Abril 2021
Tecnologias biométricas são altamente invasivas, violam a privacidade, falham em proteger dados pessoais adequadamente e impedem que as pessoas exerçam o direito à liberdade de expressão.
No seu mais recente informe, a ARTIGO 19 levanta preocupações sobre o rápido e gradativo uso de tecnologias biométricas pelas autoridades públicas e pelo setor privado.
Governos e empresas crescentemente empregam tecnologias biométricas para mensurar e analisar aparências, comportamentos e expressões das pessoas nas esferas pública e privada. O uso dessas tecnologias varia desde o patrulhamento de fronteiras até o desbloqueio de smartphones, mas uma coisa é nítida: essas ferramentas estão sendo naturalizadas.
Preocupantemente, os direitos humanos individuais e coletivos têm sido quase esquecidos na implementação dessas tecnologias, ainda que devesse ser adotada uma abordagem baseada nos direitos humanos para concepção, projeto, desenvolvimento e implementação de tecnologias biométricas
O uso indevido e o abuso das tecnologias biométricas resultam em caracterização e categorização das pessoas com base em idade, sexo e cor da pele, por exemplo. Em outras palavras, tecnologias biométricas podem ser usadas de maneiras fundamentalmente discriminatórias frente a grupos marginalizados, vítimas de preconceitos estruturais, sub-representados ou historicamente desfavorecidos.

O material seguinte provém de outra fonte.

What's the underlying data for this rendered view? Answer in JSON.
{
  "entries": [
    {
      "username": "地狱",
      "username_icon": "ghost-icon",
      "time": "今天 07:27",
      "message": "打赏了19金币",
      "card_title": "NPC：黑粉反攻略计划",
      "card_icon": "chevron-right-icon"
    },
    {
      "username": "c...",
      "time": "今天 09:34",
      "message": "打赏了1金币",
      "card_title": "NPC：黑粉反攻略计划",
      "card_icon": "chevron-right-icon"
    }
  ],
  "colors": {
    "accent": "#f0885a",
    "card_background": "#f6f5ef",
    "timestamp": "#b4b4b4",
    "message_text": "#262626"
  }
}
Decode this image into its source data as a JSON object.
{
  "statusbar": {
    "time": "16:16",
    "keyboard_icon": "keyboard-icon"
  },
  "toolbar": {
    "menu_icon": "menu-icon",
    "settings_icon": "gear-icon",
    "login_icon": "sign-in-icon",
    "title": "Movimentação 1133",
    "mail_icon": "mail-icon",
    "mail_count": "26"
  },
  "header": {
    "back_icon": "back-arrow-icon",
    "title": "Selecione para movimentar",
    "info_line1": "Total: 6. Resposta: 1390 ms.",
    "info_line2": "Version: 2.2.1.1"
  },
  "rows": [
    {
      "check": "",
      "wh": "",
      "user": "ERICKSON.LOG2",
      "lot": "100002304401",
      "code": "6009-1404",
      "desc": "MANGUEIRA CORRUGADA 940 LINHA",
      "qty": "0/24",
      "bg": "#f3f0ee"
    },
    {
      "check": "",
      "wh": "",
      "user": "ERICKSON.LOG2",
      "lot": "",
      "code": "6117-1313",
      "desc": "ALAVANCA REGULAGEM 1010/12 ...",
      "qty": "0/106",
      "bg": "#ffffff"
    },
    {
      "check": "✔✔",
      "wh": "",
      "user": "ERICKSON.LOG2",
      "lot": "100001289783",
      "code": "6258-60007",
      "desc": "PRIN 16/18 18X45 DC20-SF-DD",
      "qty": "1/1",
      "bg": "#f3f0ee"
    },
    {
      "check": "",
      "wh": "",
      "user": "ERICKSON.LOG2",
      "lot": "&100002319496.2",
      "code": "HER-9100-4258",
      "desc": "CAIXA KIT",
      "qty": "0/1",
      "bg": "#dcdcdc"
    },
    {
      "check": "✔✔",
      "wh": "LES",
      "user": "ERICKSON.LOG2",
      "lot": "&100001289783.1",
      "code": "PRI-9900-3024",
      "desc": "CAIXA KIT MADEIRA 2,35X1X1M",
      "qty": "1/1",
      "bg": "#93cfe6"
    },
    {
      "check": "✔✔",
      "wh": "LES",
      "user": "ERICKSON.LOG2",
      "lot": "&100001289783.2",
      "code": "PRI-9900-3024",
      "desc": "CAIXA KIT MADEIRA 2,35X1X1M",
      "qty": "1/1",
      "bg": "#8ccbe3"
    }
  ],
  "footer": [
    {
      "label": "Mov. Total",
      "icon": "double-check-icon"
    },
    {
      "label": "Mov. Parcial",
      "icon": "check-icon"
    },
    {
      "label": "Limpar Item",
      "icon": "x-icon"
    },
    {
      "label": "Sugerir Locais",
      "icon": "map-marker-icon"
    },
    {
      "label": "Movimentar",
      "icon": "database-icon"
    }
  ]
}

Isso é particularmente problemático em contextos nos quais o controle público de corpos se mostra tendencioso e desigual. No caso brasileiro, o fato de 75% dos mortos pela Polícia serem negros (2020), que a proporção de negros detidos no sistema prisional aumentou 14% em 15 anos enquanto a de brancos caiu 19% (2020) e que negros são mais frequentemente condenados do que brancos por porte de drogas, mesmo em menor quantidade, mostra que sistemas biométricos podem intensificar preconceitos e práticas discriminatórias já presente nas sociedades.
De maneira similar, as tecnologias biométricas podem ser utilizadas para controlar o que as pessoas estão fazendo e com quem o fazem, como elas estão se sentindo e até mesmo como provavelmente se comportarão no futuro. Trata-se de práticas profundamente invasivas.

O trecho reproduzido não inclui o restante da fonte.